Многие из них упиваются этим жаргоном как великим достижением культуры.
Та женщина, которая в разговоре со мною называла зеленым массивом милые ее сердцу леса, несомненно, считала, что этак “гораздо культурнее”. Ей — я уверен — чудилось, что, употребив это ведомственное слово, она выкажет себя перед своим собеседником в наиболее благоприятном и выгодном свете. Дома, в семейном кругу, она, несомненно, говорит по-человечески: роща, перелесок, осинник, дубняк, березняк, но чудесные эти слова кажутся ей слишком деревенскими, слишком простецкими, и вот в разговоре с “культурным” городским человеком она изгоняет их из своего лексикона, предпочитая им “зеленый массив”.
Это очень верно подметил П. Нилин. По его словам, “человек, желающий высказаться “покультурнee”, не решается порой назвать шапку шапкой, а пиджак пиджаком. И произносит вместо этого строгие слова: головной убор или верхняя одежда” [П. Нилин, Опасность не там. “Новый мир”, 1958, № 4.].
“Головной убор”, “зеленый массив”, “в курсе деталей”, “палочные изделия”, “конфликтовать”, “лимитировать”, “гужевой транспорт” для этих людей парадные и щегольские слова, а шапка, лес, телега — затрапезные, будничные. Этого мало. Сплошь и рядом встречаются люди, считающие канцелярскую лексику коренной принадлежностью подлинно литературного, подлинно научного стиля.
Ученый, пишущий ясным, простым языком, кажется им плоховатым ученым. И писатель, гнушающийся официозными трафаретами речи, представляется им плоховатым писателем.

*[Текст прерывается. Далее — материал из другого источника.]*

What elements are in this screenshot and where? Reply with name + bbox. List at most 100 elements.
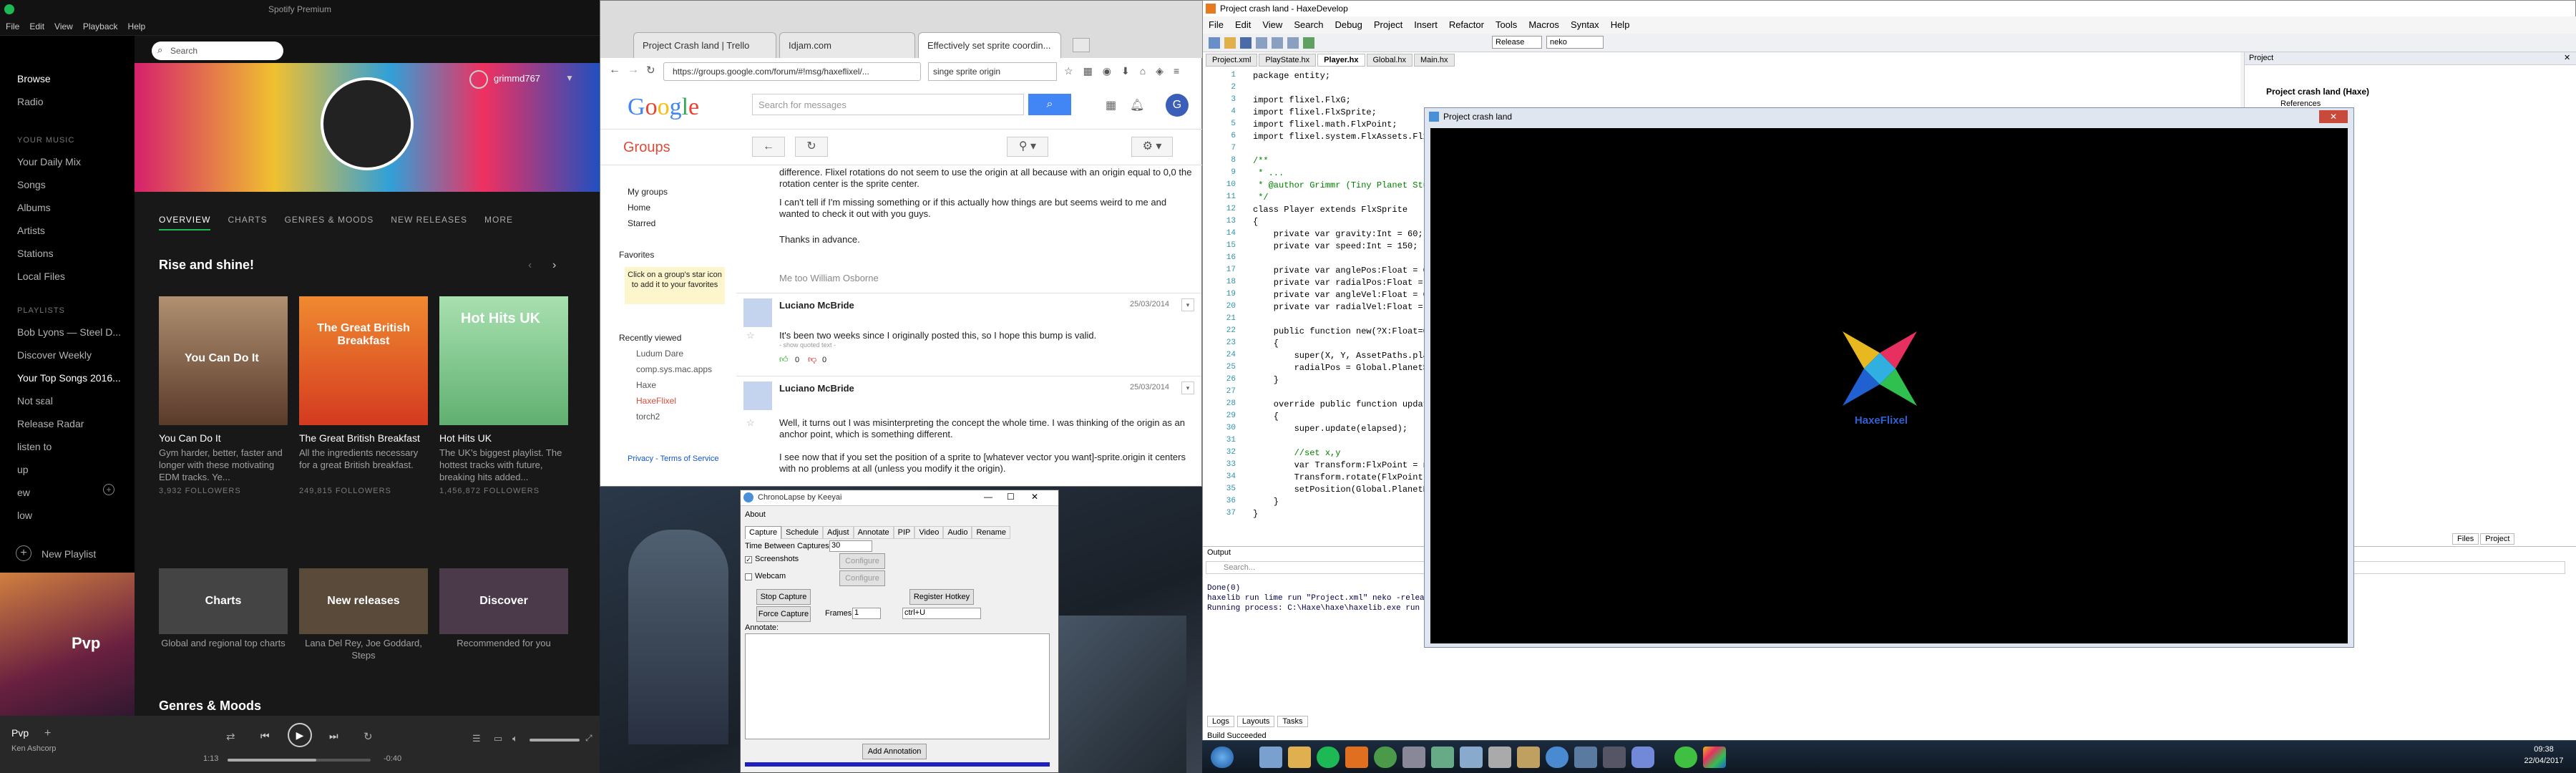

“Прошли сильные дожди”, — написал молодой литератор В. Зарецкий, готовя радиопередачу в одном из крупных колхозов под Курском. Заведующий клубом поморщился: — Так не годится. Надо бы литературнее. Напишите-ка лучше вот этак: “Выпали обильные осадки ” [Сообщено В. Зарецким.].
Литературность виделась этому человеку не в языке Льва Толстого и Чехова, а в штампованном жаргоне казенных бумаг. Здесь же, по убеждению подобных людей, главный, неотъемлемый признак учености.
Некий агроном, автор ученой статьи, позволил себе ввести в ее текст такие простые слова, как мокрая земля и глубокий снег.
— Вы нe уважаете читателя! — накинулся на него возмущенный редактор. — В научной статье вы обязаны писать — глубокий снежный покров и избыточно увлажненная почва [Вит. Бианки, Мысли вслух. “Звезда”, 1955, № 7, стр. 136.].
Статья или книга может быть в научном отношении ничтожна, но если общепринятые, простые слова заменены в ней вот этакими бюрократически закругленными формулами, ей охотно отдадут предпочтение перед теми статьями и книгами, где снег называется снегом, дождь — дождем, а мокрая почва — мокрой.
“Изобрети, к примеру, сегодня наши специалисты кирпич в том виде, в каком он известен сотни лет, они назвали бы его не кирпичом, а непременно чем-то вроде легкоплавкого, песчано-глинистого обжигоблока или как-то в этом роде”, — пишет в редакцию “Известий” читатель Вас. Малаков.
И “научность” и “литературность” мерещится многим именно в этом омертвелом жаргоне. Многие псевдоученые вменяют себе даже в заслугу такой тяжелый, претенциозно-напыщенный слог. Это явление не новое.